Posted by noblethrasher on Stack Overflow See other posts from Stack Overflow or by noblethrasher
Published on 2010-05-01T02:03:30Z Indexed on 2010/05/01 2:07 UTC
Read the original article Hit count: 284

Filed under:

authorization

|

oop

|

ASP.NET

|

mvc

|

c#

I've never seen this done but I had an idea of doing authorization in a more purely OO way. For each method that requires authorization we associate a delegate. During initialization of the class we wire up the delegates so that they point to the appropriate method (based on the user's rights). For example:

class User
{
    private deleteMemberDelegate deleteMember;

    public StatusMessage DeleteMember(Member member)
    {
        if(deleteMember != null)
        {
            deleteMember(member);
        }
    }

    //other methods defined similarly...

    User(string name, string password) //cstor.
    {
        //wire up delegates based on user's rights. 
        //Thus we handle authentication and authorization in the same method.
    }

}

This way the client code never has to explictly check whether or not a user is in a role, it just calls the method. Of course each method should return a status message so that we know if and why it failed.

Thoughts?

© Stack Overflow or respective owner

Related posts about authorization

Apache2 - mod_rewrite : RequestHeader and environment variables

as seen on Server Fault - Search for 'Server Fault'
I try to get the value of the request parameter "authorization" and to store it in the header "Authorization" of the request. The first rewrite rule works fine. In the second rewrite rule the value of $2 does not seem to be stored in the environement variable. As a consequence the request header… >>> More
Apache2 - mod_rewrite : RequestHeader and environment variables

as seen on Server Fault - Search for 'Server Fault'
I try to get the value of the request parameter "authorization" and to store it in the header "Authorization" of the request. The first rewrite rule works fine. In the second rewrite rule the value of $2 does not seem to be stored in the environement variable. As a consequence the request header… >>> More
OAuth: Token-Based Authorization for the Social Networking Age

as seen on Internet.com - Search for 'Internet.com'
The OAuth token-based authorization system allows users to grant third-party access to their resources without sharing their usernames and passwords. It's perfect for the age of data scattered across many social networking sites. >>> More
OAuth: Token-Based Authorization for the Social Networking Age

as seen on Internet.com - Search for 'Internet.com'
The OAuth token-based authorization system allows users to grant third-party access to their resources without sharing their usernames and passwords. It's perfect for the age of data scattered across many social networking sites. >>> More
Implementing OAuth Authorization on Social Networks

as seen on Internet.com - Search for 'Internet.com'
Walk through all the necessary steps for implementing the OAuth token-based authorization system—a perfect security solution for the social networking age—on both the consumer and provider sides. >>> More

Related posts about oop

php variable scope in oop

as seen on Stack Overflow - Search for 'Stack Overflow'
Hi, I wonder if anyone can help out here, I'm trying to understand how use an objects properties across multiple non class pages,but I can't seem to be able to get my head around everything i have tried so far. For example a class called person; class person { static $name; } but i have… >>> More
Some solid OOP criticism?

as seen on Stack Overflow - Search for 'Stack Overflow'
Hi! I want to ask you to provide me with some articles (maybe books), which you possibly have found very convincing criticising the OOP methodology. I have read some in the WWW on this topic and I didn't really find a 'definitive demotivator'. It's not much about my personal attitude to the OOP… >>> More
How can i handle a form submit using REAL OOP in PHP

as seen on Stack Overflow - Search for 'Stack Overflow'
Im used to java and creating UML.. and i was wondering how can PHP be OOP, the objects live only until you make a request.. then they destroy, so if im using a database is useless to create a class and add the members (variables) to the class, they will be useless.. i cant pass the main system object… >>> More
I dont understand Access modifiers in OOP (JAVA)
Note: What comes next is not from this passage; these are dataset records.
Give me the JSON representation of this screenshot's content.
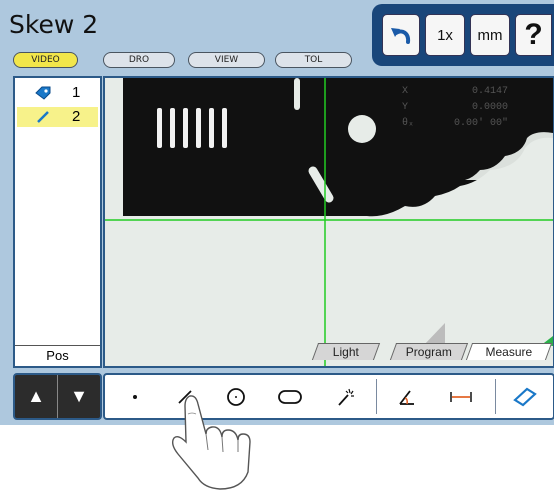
{
  "title": "Skew 2",
  "tabs": [
    "VIDEO",
    "DRO",
    "VIEW",
    "TOL"
  ],
  "active_tab": "VIDEO",
  "top_buttons": {
    "undo_icon": "undo-arrow-icon",
    "zoom": "1x",
    "units": "mm",
    "help": "?"
  },
  "features": [
    {
      "icon": "point-tag-icon",
      "number": "1",
      "selected": false
    },
    {
      "icon": "line-icon",
      "number": "2",
      "selected": true
    }
  ],
  "pos_label": "Pos",
  "readout": {
    "rows": [
      {
        "label": "X",
        "value": "0.4147"
      },
      {
        "label": "Y",
        "value": "0.0000"
      },
      {
        "label": "θₓ",
        "value": "0.00' 00\""
      }
    ]
  },
  "mode_tabs": [
    "Light",
    "Program",
    "Measure"
  ],
  "active_mode_tab": "Measure",
  "bottom_tools": [
    "point-icon",
    "line-icon",
    "circle-icon",
    "slot-icon",
    "magic-wand-icon",
    "angle-icon",
    "distance-icon",
    "skew-icon"
  ],
  "nav": {
    "up": "▲",
    "down": "▼"
  },
  "colors": {
    "accent_blue": "#19467a",
    "frame_blue": "#aec8de",
    "selected_yellow": "#f7f28a",
    "tab_active": "#f2e64a",
    "crosshair_green": "#22cc22"
  }
}
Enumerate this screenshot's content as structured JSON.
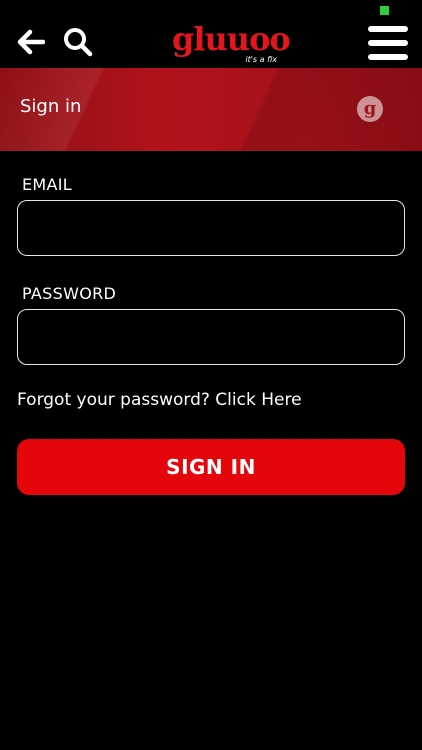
{
  "header": {
    "logo_text": "gluuoo",
    "logo_tagline": "it's a fix",
    "icons": {
      "back": "back-arrow-icon",
      "search": "search-icon",
      "menu": "hamburger-menu-icon"
    },
    "status_color": "#2ecc40",
    "brand_color": "#e4161b"
  },
  "banner": {
    "title": "Sign in",
    "badge_letter": "g"
  },
  "form": {
    "email_label": "EMAIL",
    "email_value": "",
    "password_label": "PASSWORD",
    "password_value": "",
    "forgot_text": "Forgot your password? ",
    "forgot_link": "Click Here",
    "submit_label": "SIGN IN",
    "submit_color": "#e5060c"
  }
}
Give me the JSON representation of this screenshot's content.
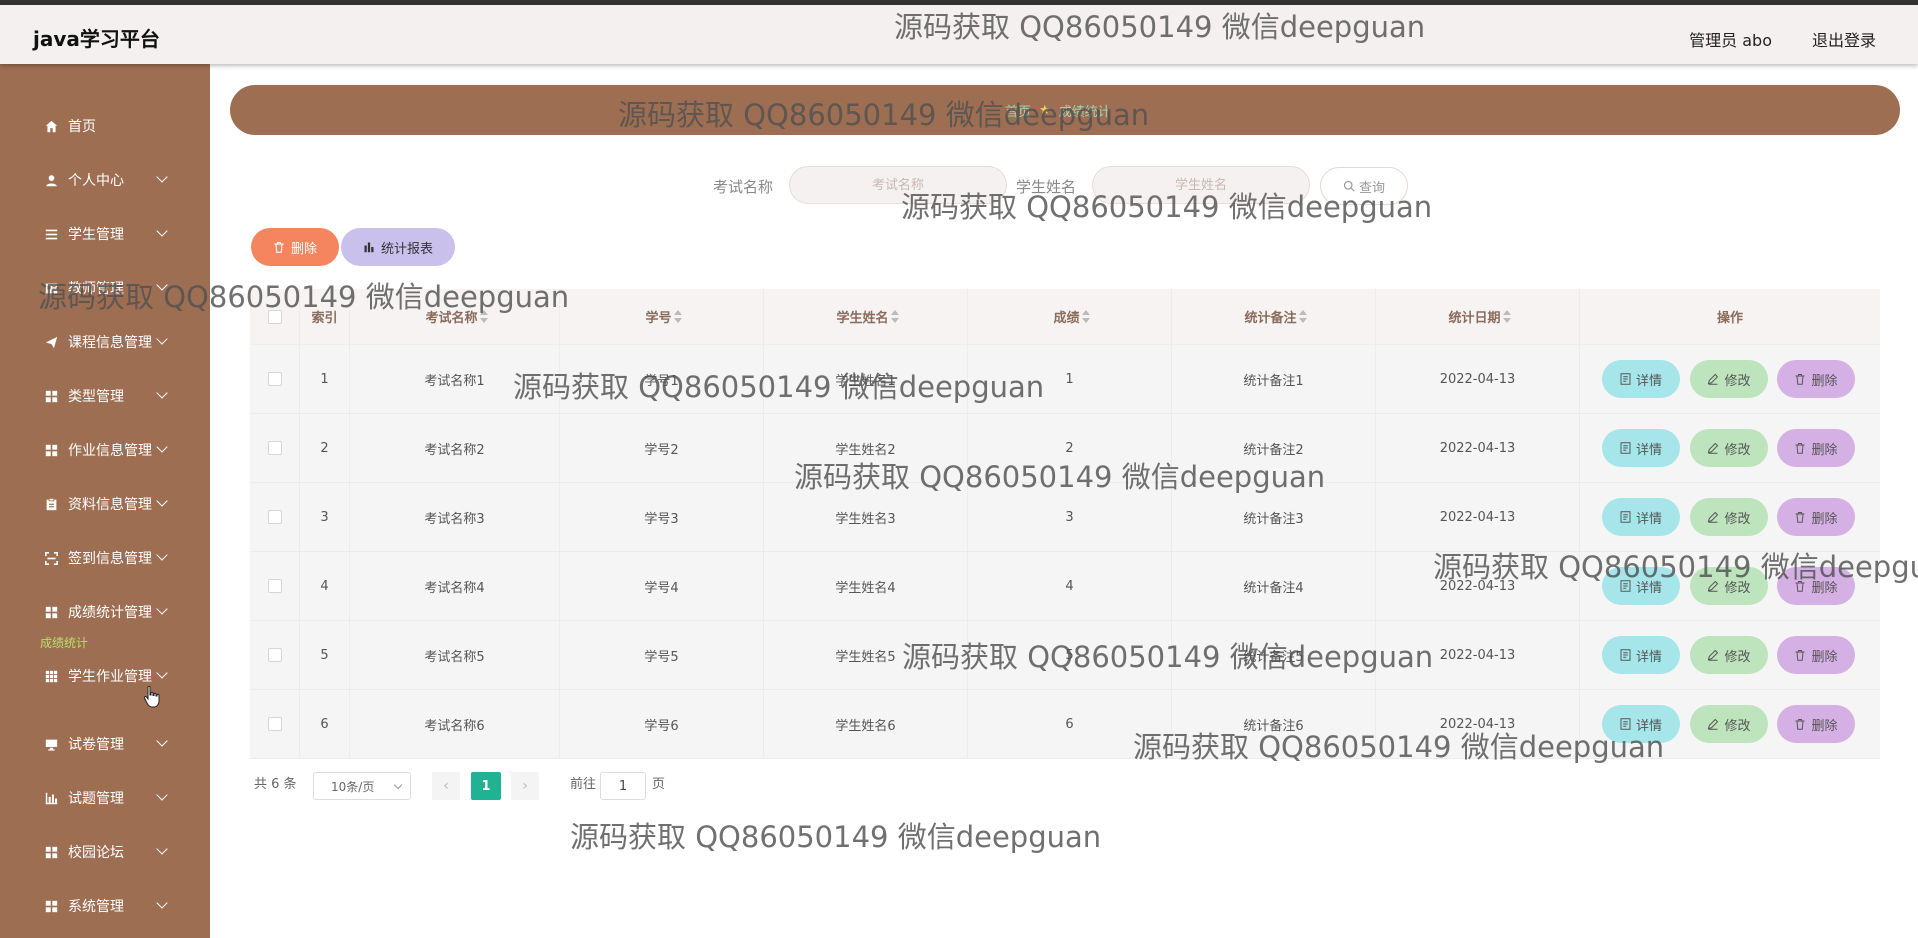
{
  "header": {
    "brand": "java学习平台",
    "user": "管理员 abo",
    "logout": "退出登录"
  },
  "sidebar": {
    "items": [
      {
        "label": "首页",
        "icon": "home-icon"
      },
      {
        "label": "个人中心",
        "icon": "user-icon"
      },
      {
        "label": "学生管理",
        "icon": "list-icon"
      },
      {
        "label": "教师管理",
        "icon": "id-card-icon"
      },
      {
        "label": "课程信息管理",
        "icon": "send-icon"
      },
      {
        "label": "类型管理",
        "icon": "grid-icon"
      },
      {
        "label": "作业信息管理",
        "icon": "grid-icon"
      },
      {
        "label": "资料信息管理",
        "icon": "clipboard-icon"
      },
      {
        "label": "签到信息管理",
        "icon": "scan-icon"
      },
      {
        "label": "成绩统计管理",
        "icon": "grid-icon"
      },
      {
        "label": "学生作业管理",
        "icon": "apps-icon"
      },
      {
        "label": "试卷管理",
        "icon": "monitor-icon"
      },
      {
        "label": "试题管理",
        "icon": "bar-chart-icon"
      },
      {
        "label": "校园论坛",
        "icon": "grid-icon"
      },
      {
        "label": "系统管理",
        "icon": "grid-icon"
      }
    ],
    "sub_label": "成绩统计"
  },
  "breadcrumb": {
    "home": "首页",
    "current": "成绩统计"
  },
  "search": {
    "exam_label": "考试名称",
    "exam_placeholder": "考试名称",
    "student_label": "学生姓名",
    "student_placeholder": "学生姓名",
    "query": "查询"
  },
  "toolbar": {
    "delete": "删除",
    "report": "统计报表"
  },
  "table": {
    "columns": [
      "索引",
      "考试名称",
      "学号",
      "学生姓名",
      "成绩",
      "统计备注",
      "统计日期",
      "操作"
    ],
    "rows": [
      [
        "1",
        "考试名称1",
        "学号1",
        "学生姓名1",
        "1",
        "统计备注1",
        "2022-04-13"
      ],
      [
        "2",
        "考试名称2",
        "学号2",
        "学生姓名2",
        "2",
        "统计备注2",
        "2022-04-13"
      ],
      [
        "3",
        "考试名称3",
        "学号3",
        "学生姓名3",
        "3",
        "统计备注3",
        "2022-04-13"
      ],
      [
        "4",
        "考试名称4",
        "学号4",
        "学生姓名4",
        "4",
        "统计备注4",
        "2022-04-13"
      ],
      [
        "5",
        "考试名称5",
        "学号5",
        "学生姓名5",
        "5",
        "统计备注5",
        "2022-04-13"
      ],
      [
        "6",
        "考试名称6",
        "学号6",
        "学生姓名6",
        "6",
        "统计备注6",
        "2022-04-13"
      ]
    ],
    "ops": {
      "detail": "详情",
      "edit": "修改",
      "delete": "删除"
    }
  },
  "pagination": {
    "total": "共 6 条",
    "page_size": "10条/页",
    "current_page": "1",
    "goto_prefix": "前往",
    "goto_value": "1",
    "goto_suffix": "页"
  },
  "watermark": "源码获取 QQ86050149 微信deepguan",
  "colors": {
    "sidebar": "#9e6e52",
    "banner": "#9e6e52",
    "active_page": "#1fb394",
    "delete_btn": "#f4855f",
    "report_btn": "#c9c1ec"
  }
}
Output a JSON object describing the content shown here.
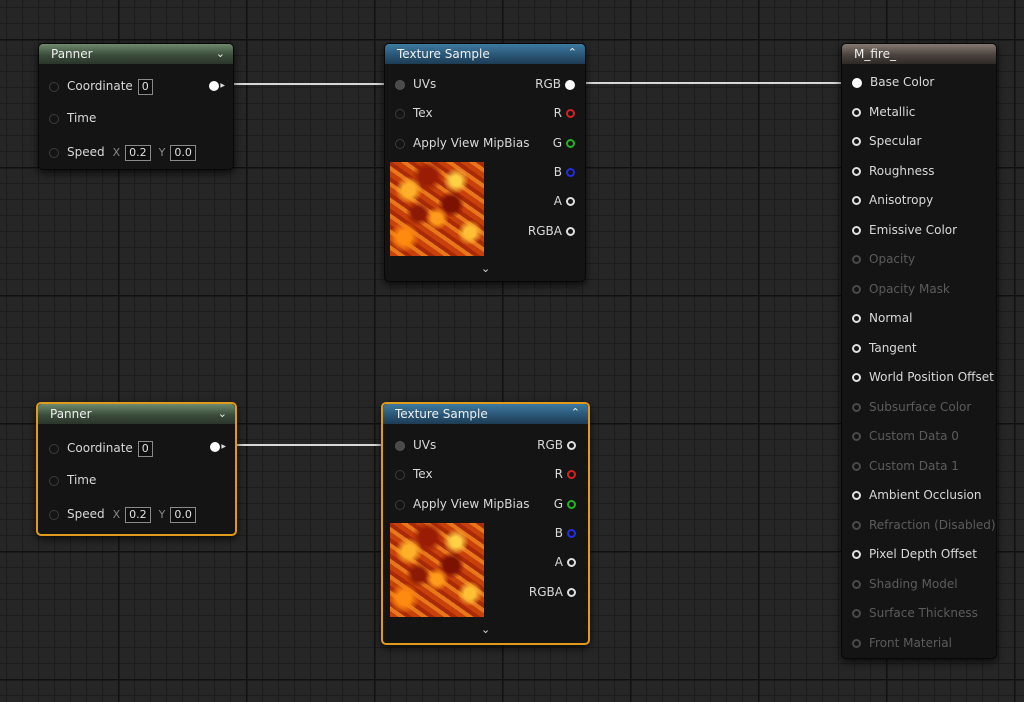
{
  "panner_top": {
    "title": "Panner",
    "coordinate_label": "Coordinate",
    "coordinate_value": "0",
    "time_label": "Time",
    "speed_label": "Speed",
    "x_label": "X",
    "x_value": "0.2",
    "y_label": "Y",
    "y_value": "0.0"
  },
  "panner_bottom": {
    "title": "Panner",
    "coordinate_label": "Coordinate",
    "coordinate_value": "0",
    "time_label": "Time",
    "speed_label": "Speed",
    "x_label": "X",
    "x_value": "0.2",
    "y_label": "Y",
    "y_value": "0.0"
  },
  "texture_top": {
    "title": "Texture Sample",
    "inputs": [
      "UVs",
      "Tex",
      "Apply View MipBias"
    ],
    "outputs": [
      "RGB",
      "R",
      "G",
      "B",
      "A",
      "RGBA"
    ]
  },
  "texture_bottom": {
    "title": "Texture Sample",
    "inputs": [
      "UVs",
      "Tex",
      "Apply View MipBias"
    ],
    "outputs": [
      "RGB",
      "R",
      "G",
      "B",
      "A",
      "RGBA"
    ]
  },
  "material": {
    "title": "M_fire_",
    "pins": [
      {
        "label": "Base Color",
        "enabled": true
      },
      {
        "label": "Metallic",
        "enabled": true
      },
      {
        "label": "Specular",
        "enabled": true
      },
      {
        "label": "Roughness",
        "enabled": true
      },
      {
        "label": "Anisotropy",
        "enabled": true
      },
      {
        "label": "Emissive Color",
        "enabled": true
      },
      {
        "label": "Opacity",
        "enabled": false
      },
      {
        "label": "Opacity Mask",
        "enabled": false
      },
      {
        "label": "Normal",
        "enabled": true
      },
      {
        "label": "Tangent",
        "enabled": true
      },
      {
        "label": "World Position Offset",
        "enabled": true
      },
      {
        "label": "Subsurface Color",
        "enabled": false
      },
      {
        "label": "Custom Data 0",
        "enabled": false
      },
      {
        "label": "Custom Data 1",
        "enabled": false
      },
      {
        "label": "Ambient Occlusion",
        "enabled": true
      },
      {
        "label": "Refraction (Disabled)",
        "enabled": false
      },
      {
        "label": "Pixel Depth Offset",
        "enabled": true
      },
      {
        "label": "Shading Model",
        "enabled": false
      },
      {
        "label": "Surface Thickness",
        "enabled": false
      },
      {
        "label": "Front Material",
        "enabled": false
      }
    ]
  },
  "colors": {
    "selection": "#e09a1c",
    "panner_header": "#3b4c3b",
    "texture_header": "#2a5676",
    "material_header": "#4a423d"
  },
  "icons": {
    "collapse": "chevron-down-icon",
    "expand": "chevron-up-icon",
    "texture_preview": "fire-texture-thumbnail"
  }
}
as seen on Stack Overflow - Search for 'Stack Overflow'
I know this is a silly question but i don't understand Access Modifiers in OOP. Why do we make for example in JAVA instance variables private and then use public getter and setter methods to access them? I mean whats the reasoning/logic behind this? You still get to the instance variable but why use… >>> More
Do you need a good background in OOP before moving to frameworks?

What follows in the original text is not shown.